Just over two months ago, we wrote an editorial voicing support for Congress’ decision to allocate hundreds of millions of dollars worth of habitat restoration funds to Puget Sound-related projects. Now, the funding picture for those restoration efforts has changed dramatically.
The Seattle Times reported earlier this month that President Donald Trump has introduced a proposal to cut EPA funding for the sound by 93 percent, “dropping from nearly $28 million in the current fiscal year to $2 million.”
“The money, in years past, has been used to help finance a wide range of projects to help restore the sound, such as purchasing farmland to convert to wetlands, restoring floodplains and removing fish passage blockage,” the March 3 Seattle Times article indicates.
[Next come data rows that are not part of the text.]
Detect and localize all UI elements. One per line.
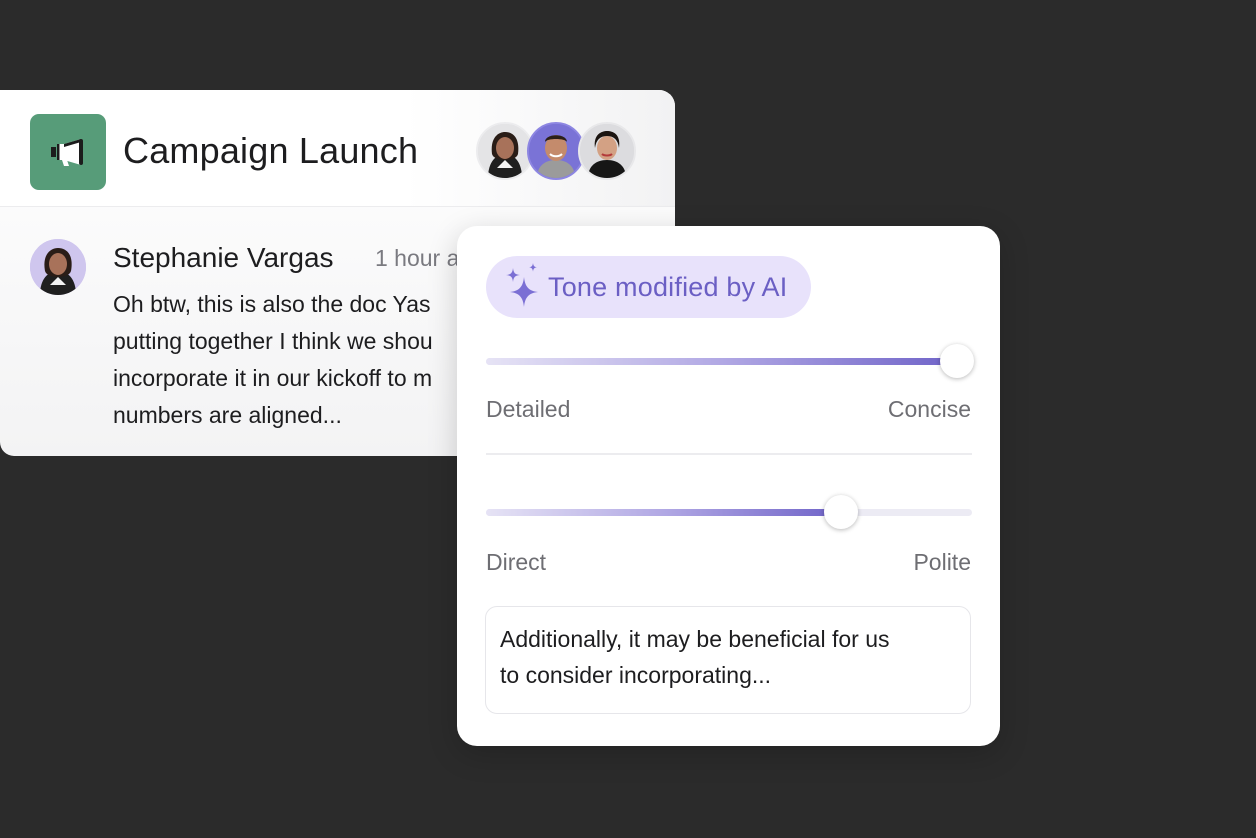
ai-tone-badge: Tone modified by AI bbox=[486, 256, 812, 318]
slider-label-concise: Concise bbox=[887, 396, 971, 422]
member-avatar-3[interactable] bbox=[578, 122, 636, 180]
project-title: Campaign Launch bbox=[123, 130, 419, 171]
slider-label-direct: Direct bbox=[486, 549, 547, 575]
comment-author-avatar[interactable] bbox=[30, 239, 86, 295]
slider-thumb[interactable] bbox=[823, 495, 858, 529]
ai-badge-label: Tone modified by AI bbox=[548, 271, 788, 302]
preview-line: to consider incorporating... bbox=[500, 662, 772, 688]
megaphone-icon[interactable] bbox=[30, 114, 106, 190]
detail-slider[interactable] bbox=[486, 343, 975, 379]
member-avatars bbox=[476, 122, 646, 180]
slider-label-polite: Polite bbox=[913, 549, 971, 575]
comment-author: Stephanie Vargas bbox=[113, 242, 334, 273]
comment-timestamp: 1 hour a bbox=[375, 245, 460, 271]
slider-thumb[interactable] bbox=[940, 344, 975, 378]
slider-fill bbox=[486, 509, 841, 516]
card-header: Campaign Launch bbox=[0, 90, 675, 207]
sparkle-icon bbox=[504, 262, 540, 312]
tone-panel: Tone modified by AI Detailed Concise Dir… bbox=[457, 226, 1000, 746]
slider-fill bbox=[486, 358, 958, 365]
preview-line: Additionally, it may be beneficial for u… bbox=[500, 626, 890, 652]
rewritten-text-preview[interactable]: Additionally, it may be beneficial for u… bbox=[485, 606, 971, 714]
politeness-slider[interactable] bbox=[486, 494, 972, 530]
member-avatar-1[interactable] bbox=[476, 122, 534, 180]
slider-label-detailed: Detailed bbox=[486, 396, 571, 422]
member-avatar-2[interactable] bbox=[527, 122, 585, 180]
divider bbox=[486, 453, 972, 455]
The proposed cuts could not come at a more critical time. During February’s heavy rains, the West Point Treatment plant near Discovery Park dumped about 235 million gallons of untreated wastewater into the sound, including 30 million gallons of raw sewage. And the dumping has continued into this month. The Seattle Times reports as much as 107 tons of wastewater and sewage entered Puget Sound on March 3, and thousands of pounds continue to pour out of the damaged plant every day.
Meanwhile, whales have been attempting to make a comeback in the area. Gray whales were spotted feeding off the Snohomish Delta near Everett on Sunday, and orcas have been spotted near Vashon as recently as Feb. 16. But this marine environment, which is already under durress, is now dealing with another hurdle that has, in the best case scenario, an endpoint in late April. But the damage has already been done and the thousands of gallons of untreated water and sewage will wreak havoc on the struggling ecosystem.
That is why it is crucial that the existing funding is not abandoned, taking current, ongoing projects with it. Now more than ever the sound needs help and Trump’s cuts to the EPA will have drastic repercussions locally that will strain the already burdened local entities working to protect our fragile waters.